During recent oil exploration efforts, a number of new boreholes in the south part of the Tuoputai region have delivered commercial light oil yields. A total of 8000 × 104 t of controlled oil reserves have been discovered in the south part of the Tuoputai region. For example, the cumulative total of oil products from Well TP39, which is located in the southernmost of the Tuoputai region, reached over 12 × 104 t by the end of 2014. Therefore, the southern part of the Tuoputai region, along the oil charging pathways into the Tahe Oilfield, is likely to be the most prolific region for prospective development. The study of reservoir geochemistry therefore has real practical significance in petroleum exploration.

5 Conclusions

All Ordovician oils reservoired in the Tuoputai region possess similar molecular geochemical characteristics, such as the distribution characteristics of tricyclic terpanes, regular steranes and triaromatic steroids. They belong to a single oil family and evidently derived from the same source kitchen/bed.

Coupling the homogenization temperatures of fluid inclusions with stratigraphic burial and geothermal histories, reconstructed using 1D basin modeling, the episodes and timing of oil entrapment were determined. The results show that the Ordovician carbonate reservoir in the Tuoputai region has undergone two oil accumulation events. The early oil filling phase happened from 425 to 412 Ma and the late one from 9 to 4 Ma, equivalent to the Middle to Late Silurian and the Miocene to Pliocene, respectively.
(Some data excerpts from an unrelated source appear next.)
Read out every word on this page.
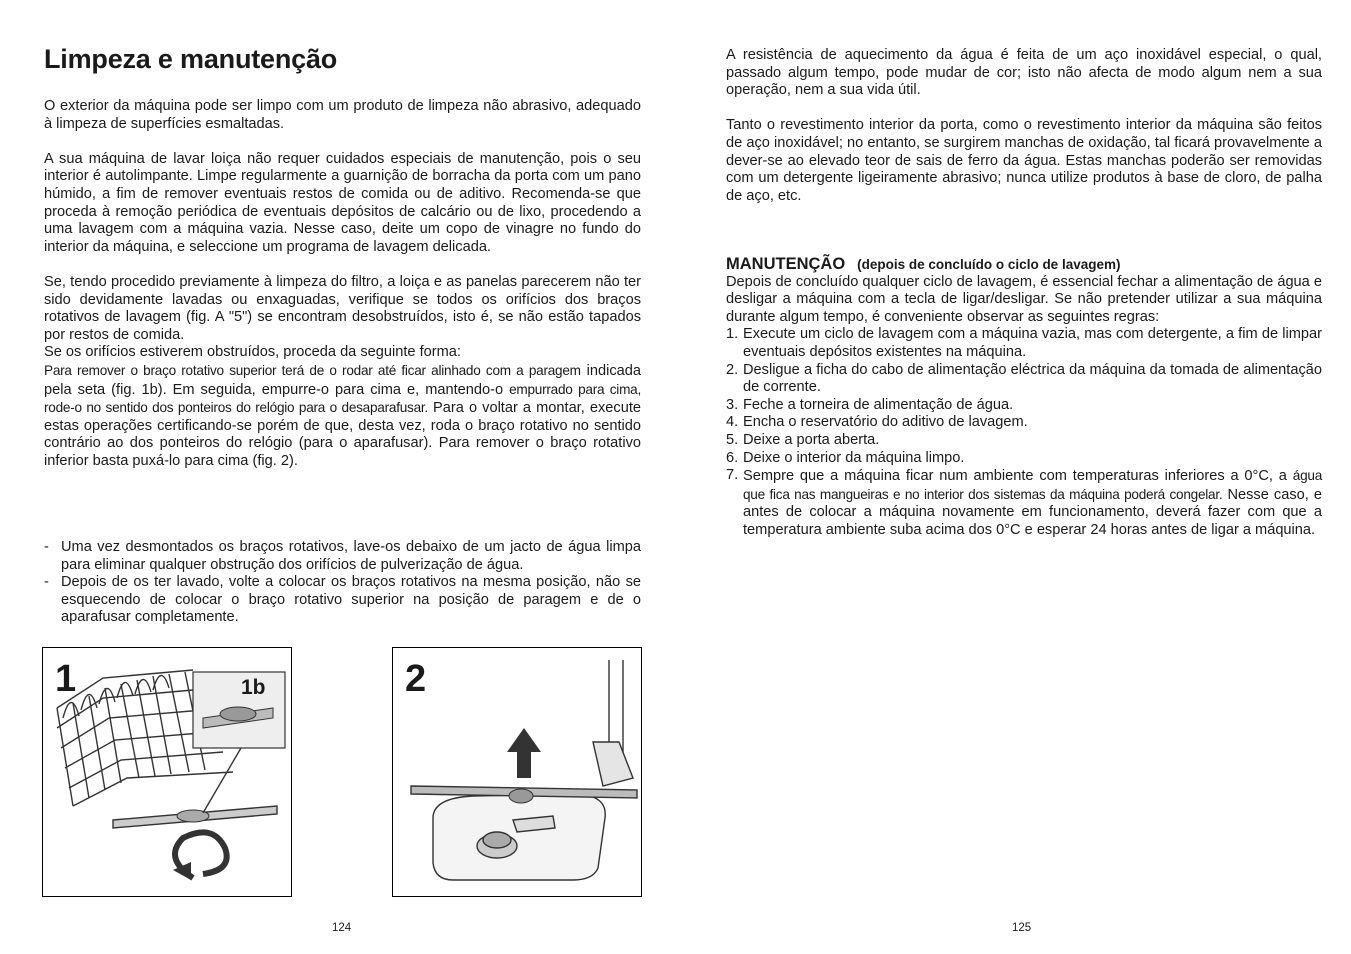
Limpeza e manutenção

O exterior da máquina pode ser limpo com um produto de limpeza não abrasivo, adequado à limpeza de superfícies esmaltadas.

A sua máquina de lavar loiça não requer cuidados especiais de manutenção, pois o seu interior é autolimpante. Limpe regularmente a guarnição de borracha da porta com um pano húmido, a fim de remover eventuais restos de comida ou de aditivo. Recomenda-se que proceda à remoção periódica de eventuais depósitos de calcário ou de lixo, procedendo a uma lavagem com a máquina vazia. Nesse caso, deite um copo de vinagre no fundo do interior da máquina, e seleccione um programa de lavagem delicada.

Se, tendo procedido previamente à limpeza do filtro, a loiça e as panelas parecerem não ter sido devidamente lavadas ou enxaguadas, verifique se todos os orifícios dos braços rotativos de lavagem (fig. A "5") se encontram desobstruídos, isto é, se não estão tapados por restos de comida.

Se os orifícios estiverem obstruídos, proceda da seguinte forma:

Para remover o braço rotativo superior terá de o rodar até ficar alinhado com a paragem indicada pela seta (fig. 1b). Em seguida, empurre-o para cima e, mantendo-o empurrado para cima, rode-o no sentido dos ponteiros do relógio para o desaparafusar. Para o voltar a montar, execute estas operações certificando-se porém de que, desta vez, roda o braço rotativo no sentido contrário ao dos ponteiros do relógio (para o aparafusar). Para remover o braço rotativo inferior basta puxá-lo para cima (fig. 2).

- Uma vez desmontados os braços rotativos, lave-os debaixo de um jacto de água limpa para eliminar qualquer obstrução dos orifícios de pulverização de água.
- Depois de os ter lavado, volte a colocar os braços rotativos na mesma posição, não se esquecendo de colocar o braço rotativo superior na posição de paragem e de o aparafusar completamente.
1	1b	2
124

A resistência de aquecimento da água é feita de um aço inoxidável especial, o qual, passado algum tempo, pode mudar de cor; isto não afecta de modo algum nem a sua operação, nem a sua vida útil.

Tanto o revestimento interior da porta, como o revestimento interior da máquina são feitos de aço inoxidável; no entanto, se surgirem manchas de oxidação, tal ficará provavelmente a dever-se ao elevado teor de sais de ferro da água. Estas manchas poderão ser removidas com um detergente ligeiramente abrasivo; nunca utilize produtos à base de cloro, de palha de aço, etc.

MANUTENÇÃO (depois de concluído o ciclo de lavagem)

Depois de concluído qualquer ciclo de lavagem, é essencial fechar a alimentação de água e desligar a máquina com a tecla de ligar/desligar. Se não pretender utilizar a sua máquina durante algum tempo, é conveniente observar as seguintes regras:

1. Execute um ciclo de lavagem com a máquina vazia, mas com detergente, a fim de limpar eventuais depósitos existentes na máquina.
2. Desligue a ficha do cabo de alimentação eléctrica da máquina da tomada de alimentação de corrente.
3. Feche a torneira de alimentação de água.
4. Encha o reservatório do aditivo de lavagem.
5. Deixe a porta aberta.
6. Deixe o interior da máquina limpo.
7. Sempre que a máquina ficar num ambiente com temperaturas inferiores a 0°C, a água que fica nas mangueiras e no interior dos sistemas da máquina poderá congelar. Nesse caso, e antes de colocar a máquina novamente em funcionamento, deverá fazer com que a temperatura ambiente suba acima dos 0°C e esperar 24 horas antes de ligar a máquina.
125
The oil migration and filling pathways were traced using isopleth maps of the 4-/1-MDBT and [2,1]BNT/([2,1]BNT + [1,2]BNT) ratios. The oil filling orientation of the Ordovician oil reservoir in the Tuoputai region is generally from south to north. Therefore, the source kitchen/bed is predicted to lie to the south part of the Tuoputai region, most possibly in the Shuntuoguole Uplift. The prediction of preferred oil exploration targets has been proven to be of practical significance by its use in recent petroleum exploration discoveries in this region.